Matilda is just to smart, she understands everything we say. I can't talk on the phone she listens to every word that comes out of my mouth. I've had other fluffs but none like my Matilda. So I just talk to her like I do my hubby, and she understands. I'm just waiting for the day she talks back lol
Funny story
My grandson was over one day playing ball with Matilda, he threw two balls at the same time, she came back with one, I said Matilda is your Ballie in the bedroom, she looked at my grandson and went down the hall into the bedroom and brought back her ball, my grandson couldn't believe his eyes. She always amazing us. 
Claire now I wish she could go in and put down my bed, how awesome that would be

When I'm playing with her she will drop her ball out of my reach, I just say I can't reach it, she picks it up and brings it closer, if by chance it's still out of my reach I will say once again I can't reach it, she makes a ugh sound, picks her ball up and puts it right next to my hand. I love that girl so very much


----------



## Malt Shoppe (Jul 20, 2011)

Matilda's mommy said:


> Matilda is just to smart, she understands everything we say. I can't talk on the phone she listens to every word that comes out of my mouth. I've had other fluffs but none like my Matilda. So I just talk to her like I do my hubby, and she understands. I'm just waiting for the day she talks back lol
> Funny story
> My grandson was over one day playing ball with Matilda, he threw two balls at the same time, she came back with one, I said Matilda is your Ballie in the bedroom, she looked at my grandson and went down the hall into the bedroom and brought back her ball, my grandson couldn't believe his eyes. She always amazing us.
> *Claire now I wish she could go in and put down my bed, how awesome that would be*
> ...


Paula, now if I could only get him to make the bed in the morning!
So glad you are doing better. I was thinking about you just last nite; that you must be gradually getting back to normal.


----------



## Lou's Mom (Apr 8, 2014)

I have different ring tones for my husband and each of the kids - Lou absolutely adores my son.

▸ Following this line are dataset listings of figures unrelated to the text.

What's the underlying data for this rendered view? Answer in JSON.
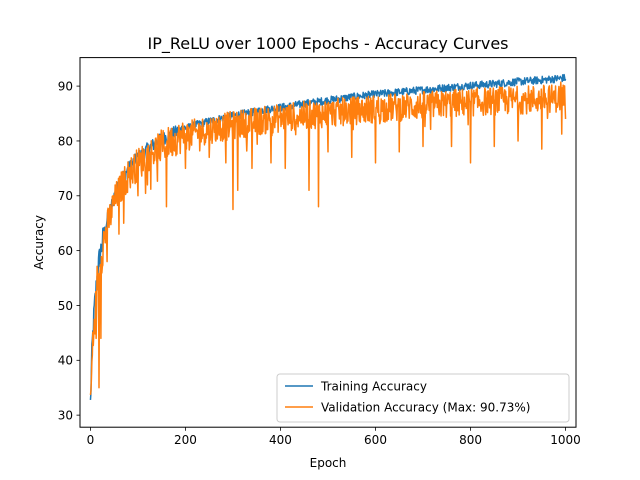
{
  "chart_data": {
    "type": "line",
    "title": "IP_ReLU over 1000 Epochs - Accuracy Curves",
    "xlabel": "Epoch",
    "ylabel": "Accuracy",
    "xlim": [
      -22,
      1022
    ],
    "ylim": [
      27.8,
      95.2
    ],
    "xticks": [
      0,
      200,
      400,
      600,
      800,
      1000
    ],
    "yticks": [
      30,
      40,
      50,
      60,
      70,
      80,
      90
    ],
    "legend_position": "lower-right",
    "series": [
      {
        "name": "Training Accuracy",
        "color": "#1f77b4",
        "description": "smooth rising curve with low noise",
        "x": [
          0,
          2,
          4,
          6,
          8,
          10,
          12,
          14,
          16,
          18,
          20,
          25,
          30,
          35,
          40,
          45,
          50,
          60,
          70,
          80,
          90,
          100,
          120,
          140,
          160,
          180,
          200,
          225,
          250,
          275,
          300,
          325,
          350,
          375,
          400,
          425,
          450,
          475,
          500,
          550,
          600,
          650,
          700,
          750,
          800,
          850,
          900,
          950,
          975,
          1000
        ],
        "values": [
          32,
          38,
          43,
          46,
          49,
          51,
          53,
          55,
          56.5,
          58,
          59,
          61.5,
          63.5,
          65.5,
          67,
          68.5,
          70,
          72,
          73.5,
          75,
          76,
          77,
          78.5,
          79.8,
          80.8,
          81.6,
          82.3,
          83,
          83.6,
          84.1,
          84.6,
          85,
          85.4,
          85.8,
          86.1,
          86.4,
          86.8,
          87.1,
          87.4,
          88,
          88.5,
          88.9,
          89.3,
          89.7,
          90.1,
          90.4,
          90.8,
          91.1,
          91.3,
          91.5
        ]
      },
      {
        "name": "Validation Accuracy (Max: 90.73%)",
        "color": "#ff7f0e",
        "description": "noisy curve following training accuracy with frequent downward spikes",
        "x": [
          0,
          2,
          4,
          6,
          8,
          10,
          12,
          14,
          16,
          18,
          20,
          25,
          30,
          35,
          40,
          45,
          50,
          60,
          70,
          80,
          90,
          100,
          120,
          140,
          160,
          180,
          200,
          225,
          250,
          275,
          300,
          325,
          350,
          375,
          400,
          425,
          450,
          475,
          500,
          550,
          600,
          650,
          700,
          750,
          800,
          850,
          900,
          950,
          975,
          1000
        ],
        "values": [
          31,
          36,
          41,
          44,
          47,
          50,
          52,
          53.5,
          55,
          56.5,
          57.5,
          60,
          62,
          64,
          65.5,
          67,
          68.5,
          70.5,
          72,
          73.5,
          74.5,
          75.5,
          77,
          78.3,
          79.2,
          80,
          80.7,
          81.3,
          81.8,
          82.2,
          82.6,
          83,
          83.3,
          83.6,
          83.9,
          84.2,
          84.4,
          84.6,
          84.8,
          85.2,
          85.6,
          85.9,
          86.2,
          86.5,
          86.8,
          87,
          87.2,
          87.4,
          87.5,
          87.6
        ],
        "dips": [
          [
            12,
            44
          ],
          [
            18,
            35
          ],
          [
            22,
            44
          ],
          [
            35,
            58
          ],
          [
            60,
            63
          ],
          [
            70,
            65
          ],
          [
            100,
            70
          ],
          [
            120,
            72
          ],
          [
            140,
            76
          ],
          [
            160,
            68
          ],
          [
            200,
            75
          ],
          [
            250,
            77
          ],
          [
            285,
            76
          ],
          [
            300,
            67.5
          ],
          [
            310,
            71
          ],
          [
            340,
            75
          ],
          [
            380,
            76
          ],
          [
            410,
            75
          ],
          [
            460,
            71
          ],
          [
            480,
            68
          ],
          [
            500,
            78
          ],
          [
            550,
            77
          ],
          [
            600,
            76
          ],
          [
            650,
            78
          ],
          [
            700,
            79
          ],
          [
            760,
            79
          ],
          [
            800,
            76
          ],
          [
            850,
            79
          ],
          [
            900,
            80
          ],
          [
            950,
            78.5
          ],
          [
            1000,
            84
          ]
        ],
        "max": 90.73
      }
    ]
  }
}
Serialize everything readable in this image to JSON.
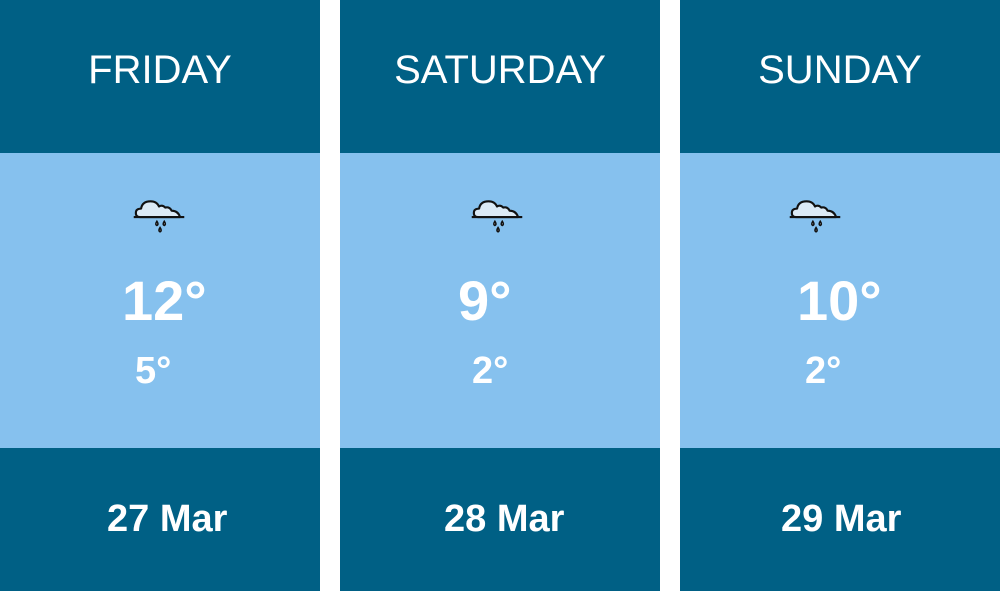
{
  "days": [
    {
      "name": "FRIDAY",
      "icon": "rain-cloud-icon",
      "high": "12°",
      "low": "5°",
      "date": "27 Mar"
    },
    {
      "name": "SATURDAY",
      "icon": "rain-cloud-icon",
      "high": "9°",
      "low": "2°",
      "date": "28 Mar"
    },
    {
      "name": "SUNDAY",
      "icon": "rain-cloud-icon",
      "high": "10°",
      "low": "2°",
      "date": "29 Mar"
    }
  ],
  "colors": {
    "dark": "#006085",
    "light": "#86c1ee",
    "text": "#ffffff"
  }
}
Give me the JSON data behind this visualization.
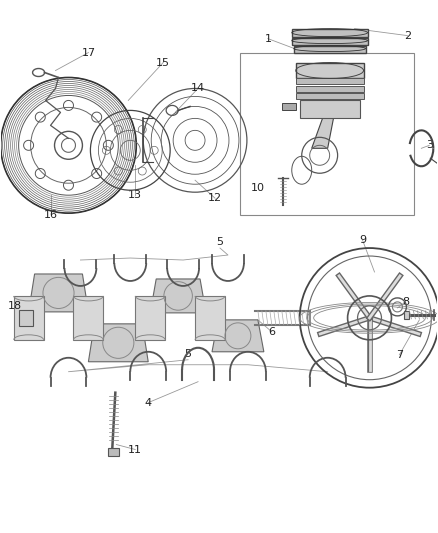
{
  "background": "#ffffff",
  "figw": 4.38,
  "figh": 5.33,
  "dpi": 100,
  "lc": "#555555",
  "tc": "#333333"
}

When he hears my son calling he starts spinning and jumping and I have to put it on speaker for a minute so he can hear his voice! When my daughter calls - he barks that real high pitched warning kind of bark - boy is he smart!! Lol

Nola is my search and rescue girl - if I can't find something, I tell her and she is on a mission running around - she's found lou multiple times when he's got himself stuck in a closet or the laundry room - he'll just lie down and wait for her, no whining or scratching, I actually think he likes the peace and quiet away from the girls sometimes!


----------



## socalyte (Nov 15, 2010)

Cozette, or Miss Twinkletoes, doesn't like grass, so when I take her outside to do her business, if I'm not watching she'll find the edge of the cement to go on. One time I just said, "Oh, Cozette, on the grass please", and she gave me a disgusted look and walked onto the grass, lol. So now when I take her out, I say go potty on the grass. If I leave out the "grass", she will potty on the edge of the cement. Such a minx!


----------



## Maglily (Feb 3, 2009)

socalyte said:


> Cozette, or Miss Twinkletoes, doesn't like grass, so when I take her outside to do her business, if I'm not watching she'll find the edge of the cement to go on. One time I just said, "Oh, Cozette, on the grass please", and she gave me a disgusted look and walked onto the grass, lol. So now when I take her out, I say go potty on the grass. If I leave out the "grass", she will potty on the edge of the cement. Such a minx!


 
that's so funny!


----------